Inconnu du grand public, O’Brien ne l’est pas des cercles diplomatiques et militaires, notamment républicains, au sein desquels il évolue depuis près de deux décennies. Nommé par George W. Bush, cet avocat originaire de Los Angeles fut entre 2005 et 2006 l’un des représentants américains à l’Assemblée générale de l’ONU, à l’époque où John Bolton y occupait le poste d’ambassadeur des Etats-Unis. Au sein du secrétariat d’Etat, d’abord sous la républicaine Condoleezza Rice, puis la démocrate Hillary Clinton, il codirigea ensuite de 2007 à 2011 les efforts de réforme du système judiciaire en Afghanistan. Ex-officier de réserve de l’armée, O’Brien a conseillé trois candidats républicains à la présidentielle sur les questions de politique étrangère.

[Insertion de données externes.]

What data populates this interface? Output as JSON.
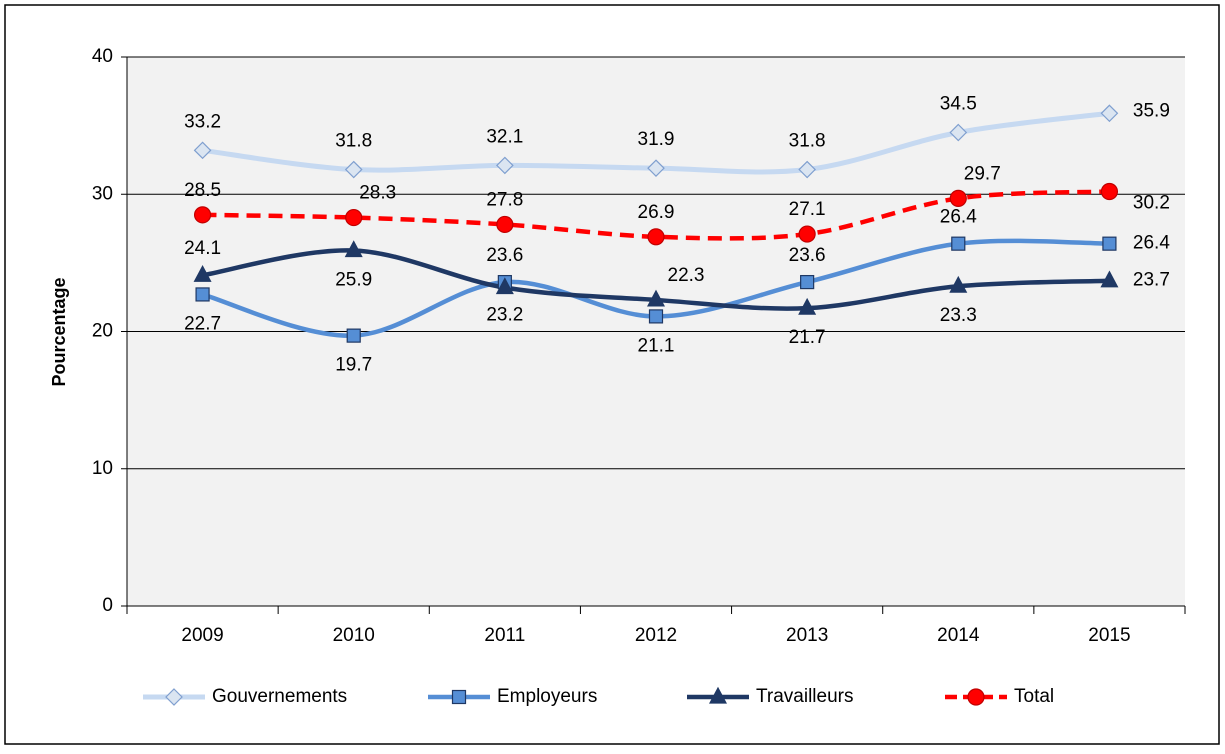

En mai 2016, alors que le processus des primaires républicaines, dynamité et dominé par Donald Trump, touchait à sa fin, O'Brien avait publié un essai remarqué sur la politique étrangère des Etats-Unis. Intitulé While America Slept («pendant que l'Amérique dormait»), le livre dressait un bilan accablant de la présidence Obama en la matière, accusant le successeur de Bush de naïveté et d'avoir considérablement affaibli la puissance diplomatique et militaire du pays.

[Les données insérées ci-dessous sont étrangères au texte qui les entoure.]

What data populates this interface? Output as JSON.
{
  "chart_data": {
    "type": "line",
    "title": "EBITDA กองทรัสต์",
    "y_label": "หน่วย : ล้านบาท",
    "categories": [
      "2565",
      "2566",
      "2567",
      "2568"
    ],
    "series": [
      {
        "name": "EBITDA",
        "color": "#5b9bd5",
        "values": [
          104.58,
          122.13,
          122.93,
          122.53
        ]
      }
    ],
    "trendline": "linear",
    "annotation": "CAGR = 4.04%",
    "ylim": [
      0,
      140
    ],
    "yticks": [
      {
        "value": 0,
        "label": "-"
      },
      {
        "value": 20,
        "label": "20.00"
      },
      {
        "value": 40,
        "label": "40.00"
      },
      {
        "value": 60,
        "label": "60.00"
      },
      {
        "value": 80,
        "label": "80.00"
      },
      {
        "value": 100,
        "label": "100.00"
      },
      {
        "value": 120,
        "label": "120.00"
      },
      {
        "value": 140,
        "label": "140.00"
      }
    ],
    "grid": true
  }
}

O'Brien sera le quatrième conseiller à la Sécurité nationale de Trump, du jamais-vu pour un président au cours de son premier mandat. Réputé plus diplomate que Bolton, O'Brien semble toutefois partager la ligne dure de son prédécesseur, qui a paraphé la couverture de son livre de 2016, qualifiant sa lecture de «nécessaire». Dans ce même ouvrage, O'Brien citait l'un de ses «héros», Ronald Reagan - «Nous maintenons la paix par notre force, la faiblesse n'incite qu'à l'agression» -, faisant sienne sa doctrine de politique étrangère. «Face aux nouveaux défis mondiaux, il est de temps de revenir à une politique de sécurité nationale fondée sur "la paix par la force", écrivait-il. Une Amérique forte sera une nation en qui nos alliés peuvent avoir confiance et que nos adversaires n'oseront pas défier.»